A+ A A-

Serventes Novel (Serventes à Dieu)

PERDIGON

Un sirventes novel vueilh commensar [PCC 217, 2]
Peire Cardenal, trobador du Puy en Velai (XIII° siècle)
Source : texte de référence pour la création de Crozada d'Uei
Traduction Patrick Hutchinson

 

Je veux commencer un serventes inouï
Que je réciterai au jour du jugement
Devant Qui me fit et me forma de rien.
S’il fait mine de vouloir m’accuser
Et de m’enfermer en sa dure prison,

Lui dirai : ‘De grâce,Seigneur, s'il vous plaît, non !
Le monde mauvais m’a tourmenté toute ma vie,
Des tortionnaires d’en bas, sauvez-moi, je vous prie !’

Toute sa cour sera dans l’étonnement
Quand ils entendront mon plaidoyer,
Car je soutiens qu’envers les siens il faillit
S’il les veut détruire ou mettre en enfer.
Qui perd ce dont il pourrait tirer avantage
Mérite de passer d’abondance à disette
Car il convient d’être doux et généreux
Pour retenir les âmes au moment du passage.

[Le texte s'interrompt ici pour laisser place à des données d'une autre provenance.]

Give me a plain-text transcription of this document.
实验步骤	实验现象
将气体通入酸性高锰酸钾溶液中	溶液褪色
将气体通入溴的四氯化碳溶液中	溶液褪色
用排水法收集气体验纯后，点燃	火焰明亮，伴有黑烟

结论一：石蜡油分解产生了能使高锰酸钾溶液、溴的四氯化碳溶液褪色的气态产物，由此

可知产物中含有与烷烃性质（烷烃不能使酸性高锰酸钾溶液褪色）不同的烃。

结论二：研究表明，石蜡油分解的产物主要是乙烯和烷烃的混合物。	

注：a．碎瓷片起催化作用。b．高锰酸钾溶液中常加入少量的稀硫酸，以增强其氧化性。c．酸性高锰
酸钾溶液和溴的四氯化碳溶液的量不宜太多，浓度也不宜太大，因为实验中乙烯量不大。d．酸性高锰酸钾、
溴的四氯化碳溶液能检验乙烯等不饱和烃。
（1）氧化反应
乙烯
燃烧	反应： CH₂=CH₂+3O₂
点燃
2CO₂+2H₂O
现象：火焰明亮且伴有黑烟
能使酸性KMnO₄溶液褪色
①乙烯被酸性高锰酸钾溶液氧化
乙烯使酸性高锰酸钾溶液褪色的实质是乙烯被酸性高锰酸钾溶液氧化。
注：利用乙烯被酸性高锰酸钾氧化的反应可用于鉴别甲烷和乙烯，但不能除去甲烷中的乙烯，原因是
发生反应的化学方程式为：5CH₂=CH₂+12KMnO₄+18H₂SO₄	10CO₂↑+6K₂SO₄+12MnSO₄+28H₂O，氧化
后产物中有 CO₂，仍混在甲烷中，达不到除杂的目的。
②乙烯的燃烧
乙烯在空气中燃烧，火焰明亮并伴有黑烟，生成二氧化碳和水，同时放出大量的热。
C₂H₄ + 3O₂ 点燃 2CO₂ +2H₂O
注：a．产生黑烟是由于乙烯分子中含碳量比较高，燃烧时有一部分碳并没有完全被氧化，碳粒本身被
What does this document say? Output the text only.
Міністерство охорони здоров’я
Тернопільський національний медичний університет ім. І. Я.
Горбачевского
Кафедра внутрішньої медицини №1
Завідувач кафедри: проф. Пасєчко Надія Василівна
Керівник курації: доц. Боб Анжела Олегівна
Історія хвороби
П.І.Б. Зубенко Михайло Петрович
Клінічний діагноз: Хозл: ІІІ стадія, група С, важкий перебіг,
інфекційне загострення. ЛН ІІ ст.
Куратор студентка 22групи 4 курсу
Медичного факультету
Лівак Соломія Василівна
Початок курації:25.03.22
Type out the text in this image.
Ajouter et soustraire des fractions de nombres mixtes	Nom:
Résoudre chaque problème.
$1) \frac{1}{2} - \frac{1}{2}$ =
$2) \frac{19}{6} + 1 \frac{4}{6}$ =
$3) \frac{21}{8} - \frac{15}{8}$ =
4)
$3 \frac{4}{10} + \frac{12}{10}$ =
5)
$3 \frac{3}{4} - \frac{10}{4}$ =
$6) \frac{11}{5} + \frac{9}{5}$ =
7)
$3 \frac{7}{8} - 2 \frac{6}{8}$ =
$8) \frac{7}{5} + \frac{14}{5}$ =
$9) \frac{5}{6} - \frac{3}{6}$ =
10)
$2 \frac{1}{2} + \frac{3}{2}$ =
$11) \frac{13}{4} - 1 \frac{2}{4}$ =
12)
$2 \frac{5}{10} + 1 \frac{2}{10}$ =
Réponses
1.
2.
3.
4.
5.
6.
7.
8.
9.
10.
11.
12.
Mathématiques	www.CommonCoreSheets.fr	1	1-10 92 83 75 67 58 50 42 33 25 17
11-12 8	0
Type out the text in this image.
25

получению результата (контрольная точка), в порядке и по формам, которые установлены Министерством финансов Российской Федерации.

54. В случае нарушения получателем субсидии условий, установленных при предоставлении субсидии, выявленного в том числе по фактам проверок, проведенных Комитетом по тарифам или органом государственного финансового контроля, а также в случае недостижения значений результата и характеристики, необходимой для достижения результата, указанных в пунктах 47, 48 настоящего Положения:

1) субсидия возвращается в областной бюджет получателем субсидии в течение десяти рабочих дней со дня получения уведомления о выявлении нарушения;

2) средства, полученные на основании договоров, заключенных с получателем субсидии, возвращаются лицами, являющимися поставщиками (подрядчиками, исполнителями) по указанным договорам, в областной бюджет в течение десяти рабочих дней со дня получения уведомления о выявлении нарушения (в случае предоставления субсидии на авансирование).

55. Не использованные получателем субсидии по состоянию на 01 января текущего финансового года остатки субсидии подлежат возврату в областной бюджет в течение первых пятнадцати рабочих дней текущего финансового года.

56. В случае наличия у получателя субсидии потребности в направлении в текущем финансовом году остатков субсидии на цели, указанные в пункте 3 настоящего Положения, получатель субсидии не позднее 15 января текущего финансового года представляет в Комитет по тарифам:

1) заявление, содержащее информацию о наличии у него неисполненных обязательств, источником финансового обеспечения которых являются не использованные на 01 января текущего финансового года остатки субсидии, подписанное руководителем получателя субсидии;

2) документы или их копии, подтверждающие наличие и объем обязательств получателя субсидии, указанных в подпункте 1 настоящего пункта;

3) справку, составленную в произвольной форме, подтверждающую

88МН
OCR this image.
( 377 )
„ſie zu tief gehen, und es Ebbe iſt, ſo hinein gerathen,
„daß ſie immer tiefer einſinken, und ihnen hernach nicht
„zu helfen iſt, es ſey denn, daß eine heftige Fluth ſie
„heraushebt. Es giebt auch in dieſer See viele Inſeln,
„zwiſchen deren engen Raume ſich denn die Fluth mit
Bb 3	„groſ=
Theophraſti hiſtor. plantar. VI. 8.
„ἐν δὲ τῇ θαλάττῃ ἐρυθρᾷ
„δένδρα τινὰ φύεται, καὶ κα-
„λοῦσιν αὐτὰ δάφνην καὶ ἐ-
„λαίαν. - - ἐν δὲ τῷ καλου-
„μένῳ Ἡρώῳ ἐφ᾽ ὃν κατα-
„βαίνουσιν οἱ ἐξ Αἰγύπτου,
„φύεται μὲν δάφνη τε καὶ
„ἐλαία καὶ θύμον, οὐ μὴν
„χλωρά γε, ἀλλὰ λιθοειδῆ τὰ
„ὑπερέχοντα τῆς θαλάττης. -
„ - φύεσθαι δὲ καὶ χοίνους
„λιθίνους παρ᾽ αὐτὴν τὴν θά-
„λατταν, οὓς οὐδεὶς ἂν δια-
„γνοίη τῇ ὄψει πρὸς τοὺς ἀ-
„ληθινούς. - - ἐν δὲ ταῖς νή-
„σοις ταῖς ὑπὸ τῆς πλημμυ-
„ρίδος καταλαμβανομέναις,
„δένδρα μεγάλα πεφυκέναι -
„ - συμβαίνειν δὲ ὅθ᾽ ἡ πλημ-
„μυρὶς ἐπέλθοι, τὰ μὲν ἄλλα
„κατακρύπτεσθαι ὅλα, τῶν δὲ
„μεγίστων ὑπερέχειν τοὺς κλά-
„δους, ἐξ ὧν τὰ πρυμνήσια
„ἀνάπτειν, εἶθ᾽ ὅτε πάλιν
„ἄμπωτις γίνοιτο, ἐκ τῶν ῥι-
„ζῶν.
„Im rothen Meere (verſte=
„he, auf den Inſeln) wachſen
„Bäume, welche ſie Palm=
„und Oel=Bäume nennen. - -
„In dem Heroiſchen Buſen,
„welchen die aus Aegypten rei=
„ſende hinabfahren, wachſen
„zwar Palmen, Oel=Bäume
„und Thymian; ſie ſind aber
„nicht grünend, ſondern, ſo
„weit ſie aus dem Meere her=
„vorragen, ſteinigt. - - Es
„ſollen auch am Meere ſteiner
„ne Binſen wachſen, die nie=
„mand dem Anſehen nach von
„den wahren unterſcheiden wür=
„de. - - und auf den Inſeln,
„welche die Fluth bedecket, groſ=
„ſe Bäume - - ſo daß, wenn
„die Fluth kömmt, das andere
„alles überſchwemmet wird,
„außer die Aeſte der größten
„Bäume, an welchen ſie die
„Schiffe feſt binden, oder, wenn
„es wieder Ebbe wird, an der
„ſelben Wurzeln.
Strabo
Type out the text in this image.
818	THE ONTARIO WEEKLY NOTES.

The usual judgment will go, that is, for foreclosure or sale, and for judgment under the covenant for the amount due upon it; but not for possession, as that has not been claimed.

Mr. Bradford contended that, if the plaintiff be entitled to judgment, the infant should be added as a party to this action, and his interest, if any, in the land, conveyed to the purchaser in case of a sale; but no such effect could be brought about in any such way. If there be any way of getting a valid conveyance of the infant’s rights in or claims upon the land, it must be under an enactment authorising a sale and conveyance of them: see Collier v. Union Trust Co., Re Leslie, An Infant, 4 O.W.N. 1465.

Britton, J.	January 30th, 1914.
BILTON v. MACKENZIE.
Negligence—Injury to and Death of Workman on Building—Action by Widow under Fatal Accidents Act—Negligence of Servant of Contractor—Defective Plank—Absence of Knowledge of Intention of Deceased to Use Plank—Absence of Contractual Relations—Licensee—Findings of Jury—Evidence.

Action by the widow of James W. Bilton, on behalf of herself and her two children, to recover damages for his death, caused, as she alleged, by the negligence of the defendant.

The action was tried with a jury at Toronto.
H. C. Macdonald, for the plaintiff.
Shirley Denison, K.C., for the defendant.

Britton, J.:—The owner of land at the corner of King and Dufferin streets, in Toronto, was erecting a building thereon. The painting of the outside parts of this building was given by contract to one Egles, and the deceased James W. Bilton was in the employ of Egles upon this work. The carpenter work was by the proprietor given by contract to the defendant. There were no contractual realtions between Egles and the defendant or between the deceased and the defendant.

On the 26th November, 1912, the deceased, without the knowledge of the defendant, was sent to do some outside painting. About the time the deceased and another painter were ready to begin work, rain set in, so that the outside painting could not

Il ne faut surtout pas barrer votre porte,
Car pour Pierre, qui en est le saint portier,
C'est trop de honte ; toute âme qui le désire
Doit pouvoir y entrer le sourire aux lèvres,
Car nulle cour ne peut se dire accomplie
Si les uns rient et les autres pleurent,
Et tout souverain roi puissant que soyez,
Si ne m’ouvrez, vous devrez en répondre.

De vous je ne veux me désespérer ;
Bien plutôt, je place en vous tout mon espoir
Que me défendiez au moment du trépas
Et sauviez et mon âme et mon corps.
Vous mets en mains un excellent marché :
Ramenez-moi là où j’étais avant de naître
Ou pardonnez ces torts que j’ai du commettre ;
Ne les aurais point faits sans avoir vu le jour.

Avoir le mal ici bas et ensuite l’enfer,
Selon ma foi, ce serait tort et péché;
Je pourrais bien vous intenter le procès
Que pour un bien j’écope d’un infini mal.